Growing Food on Mars to Support Life from Earth Will Need to Exploit All the Tools in Our Scitech Arsenal

You can’t just grow potatoes on Mars despite what we read in The Martian, a science fiction novel by Andy Weir, published in 2011, and brought to the big screen in 2015 starring Mat Damon. Marooned on Mars when he is presumed lost by his crew, with a background in botany, this astronaut turns his habitat into a farm. He uses stored waste left on Mars to fertilize the soil, water from the extraction technology brought to Mars for the mission, and a store of potatoes to plant and grow enough food to keep himself alive. That, and a lot of ketchup.

Growing Earth plants on Mars presents many challenges. For plants to thrive they need adequate sunlight for photosynthesis, a growing medium (Martian soil has high concentrations of perchlorate salts that present a challenge), and lots of water. Even if we genetically modify these plants to become tolerant to less light and drought resistant, the conditions to produce adequate yields to feed humans planning for long-term stays on the planet remain problematic.

A recently published book, Dinner on Mars, describes the agricultural challenges. Co-authored by Lenore Newman, Canada Research Chair for Food Security at the University of the Fraser Valley in British Columbia, and Evan Fraser, Director of the Arrell Food Institute at the University of Guelph in Ontario, these two ask the question “Can we feed a city on Mars?” It’s a legitimate query considering that Elon Musk and SpaceX have a mission to do just that. What is so interesting about Dinner on Mars, is that in solving the challenges to feed Martians, the authors believe it will change how we grow our food here on Earth.

Water on Mars can be found just below the surface of the regolith. It is frozen. There’s not a lot of it but enough for the right kind of plants to grow. The regolith, however, is toxic (the perchlorate issue), sandy and lacking organic content. The authors propose introducing cyanobacteria which on Earth is found in polluted water. Cyanobacteria is blue-green algae, hence its name. On Mars the bacteria would harvest carbon dioxide (CO2) from the thin atmosphere and tackle the perchlorate in the soil, neutralizing its toxicity. At the same time, the cyanobacteria would produce the missing organic matter needed to support other plant life.

On Mars, some plants would be grown in Martian soil while others would be supported by hydroponics in greenhouses. The vertical farming that is increasingly being done here on Earth in cities will find its element on Mars. The authors believe Martian cities will be filled with plants being grown everywhere and will include salad greens, vegetables, fruit, herbs, coffee and even chocolate. Grains will not take priority because of limited space. And the plants will give back to the human inhabitants by providing oxygen, organic materials for manufacturing, and water filtering and recycling.

What you won’t see on Mars is livestock. No cows, pigs, sheep, goats or chickens. Instead cultivated protein from stem cells will create lab-grown equivalents. Precision fermentation using food waste as the medium combined with yeast, fungi and bacteria will produce the rest of the protein that on Earth is derived from eating meat and soy products like tofu.

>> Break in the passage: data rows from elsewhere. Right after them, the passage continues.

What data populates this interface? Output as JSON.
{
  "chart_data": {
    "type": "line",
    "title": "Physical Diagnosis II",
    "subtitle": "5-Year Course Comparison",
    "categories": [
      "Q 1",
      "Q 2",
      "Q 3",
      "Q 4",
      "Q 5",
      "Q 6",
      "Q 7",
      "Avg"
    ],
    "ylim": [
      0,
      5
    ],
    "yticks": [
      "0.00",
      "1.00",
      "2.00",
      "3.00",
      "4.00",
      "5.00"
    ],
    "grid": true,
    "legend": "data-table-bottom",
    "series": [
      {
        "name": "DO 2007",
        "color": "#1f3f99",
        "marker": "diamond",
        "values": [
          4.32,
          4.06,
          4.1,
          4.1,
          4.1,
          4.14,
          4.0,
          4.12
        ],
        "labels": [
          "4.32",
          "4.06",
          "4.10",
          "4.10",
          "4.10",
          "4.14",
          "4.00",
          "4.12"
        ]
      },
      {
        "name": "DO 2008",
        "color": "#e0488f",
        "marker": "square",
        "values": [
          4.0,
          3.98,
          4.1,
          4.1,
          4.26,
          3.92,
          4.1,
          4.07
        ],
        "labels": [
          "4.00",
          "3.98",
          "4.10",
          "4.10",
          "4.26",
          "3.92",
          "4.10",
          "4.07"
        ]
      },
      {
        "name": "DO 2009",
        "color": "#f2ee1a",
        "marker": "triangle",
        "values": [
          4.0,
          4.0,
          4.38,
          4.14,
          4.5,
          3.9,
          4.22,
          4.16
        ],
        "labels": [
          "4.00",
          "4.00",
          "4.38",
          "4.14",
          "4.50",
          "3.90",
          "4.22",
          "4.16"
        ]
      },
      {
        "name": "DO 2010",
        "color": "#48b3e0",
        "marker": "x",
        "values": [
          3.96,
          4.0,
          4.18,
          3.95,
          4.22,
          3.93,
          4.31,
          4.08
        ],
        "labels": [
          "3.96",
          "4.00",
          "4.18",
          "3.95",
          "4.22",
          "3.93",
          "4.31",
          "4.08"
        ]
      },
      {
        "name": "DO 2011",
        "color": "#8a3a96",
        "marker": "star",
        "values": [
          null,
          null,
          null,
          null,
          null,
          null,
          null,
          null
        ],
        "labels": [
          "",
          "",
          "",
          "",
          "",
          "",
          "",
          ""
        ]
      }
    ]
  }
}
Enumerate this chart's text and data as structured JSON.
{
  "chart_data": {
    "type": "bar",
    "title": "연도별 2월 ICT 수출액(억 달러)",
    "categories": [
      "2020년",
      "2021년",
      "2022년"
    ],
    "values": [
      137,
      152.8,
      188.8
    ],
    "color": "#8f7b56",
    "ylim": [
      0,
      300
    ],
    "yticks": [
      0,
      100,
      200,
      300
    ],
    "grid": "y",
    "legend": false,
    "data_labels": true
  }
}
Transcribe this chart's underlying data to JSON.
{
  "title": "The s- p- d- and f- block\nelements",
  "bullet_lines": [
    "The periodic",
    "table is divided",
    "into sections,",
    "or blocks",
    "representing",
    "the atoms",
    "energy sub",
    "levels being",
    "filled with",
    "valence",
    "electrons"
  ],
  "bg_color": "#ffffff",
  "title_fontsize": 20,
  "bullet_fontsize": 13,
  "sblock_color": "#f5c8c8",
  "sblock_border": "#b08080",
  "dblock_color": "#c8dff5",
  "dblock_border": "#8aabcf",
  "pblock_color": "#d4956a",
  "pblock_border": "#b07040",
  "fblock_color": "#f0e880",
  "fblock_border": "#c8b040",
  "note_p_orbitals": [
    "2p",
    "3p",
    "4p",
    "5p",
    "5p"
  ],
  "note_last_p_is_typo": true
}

Food grown on Mars will need to account for every gram of organic matter added, every millilitre of water, and every photon of light (the maximum amount of light on Mars corresponds in energy to 590 Watts per square metre versus 1,370 here on Earth). With the latter, the use of greenhouse LED lighting will be necessary. And if solar energy is used to power these lights, the size of the arrays will have to be much larger or the panel conversion efficiency will need to be that much greater than the average here on Earth.

One thing the authors of Dinner on Mars don’t talk about in the book is pollinators. On Earth, flies and beetles have been pollinating plants for hundreds of millions of years. Today, farms rely on bees to pollinate fruit and vegetable crops. But can bees survive on Mars? A 2019 article in Wired bore the following headline, “Bees, Please: Stop Dying in Your Martian Simulator.” In enclosed habitats designed to simulate the environments of the Moon and Mars, bee deaths were significant amounting to 1,000 to 1,200 every four days and instead of seeking sources of nectar and pollen, the hive inhabitants exhibited wintering behaviour, reducing activity to survive.

If we can’t bring the bees to Mars, then maybe we can invent a robot pollinator. That’s exactly what researchers at Tampere University in Finland have done. They have built a flying robot that responds to light and resembles a dandelion seed. It weighs 1.2 milligrams versus adult honeybees at 120 milligrams. The robot pollinator (seen below) can be powered by a light source such as a laser or LED. Something like this could be further designed to specifically take advantage of Martian conditions making the need for honeybees redundant. The only downside, with no bees there will be no honey to sweeten Martian meals. You can read about the robot pollinator in the journal of Advanced Science in an article published on December 27, 2022.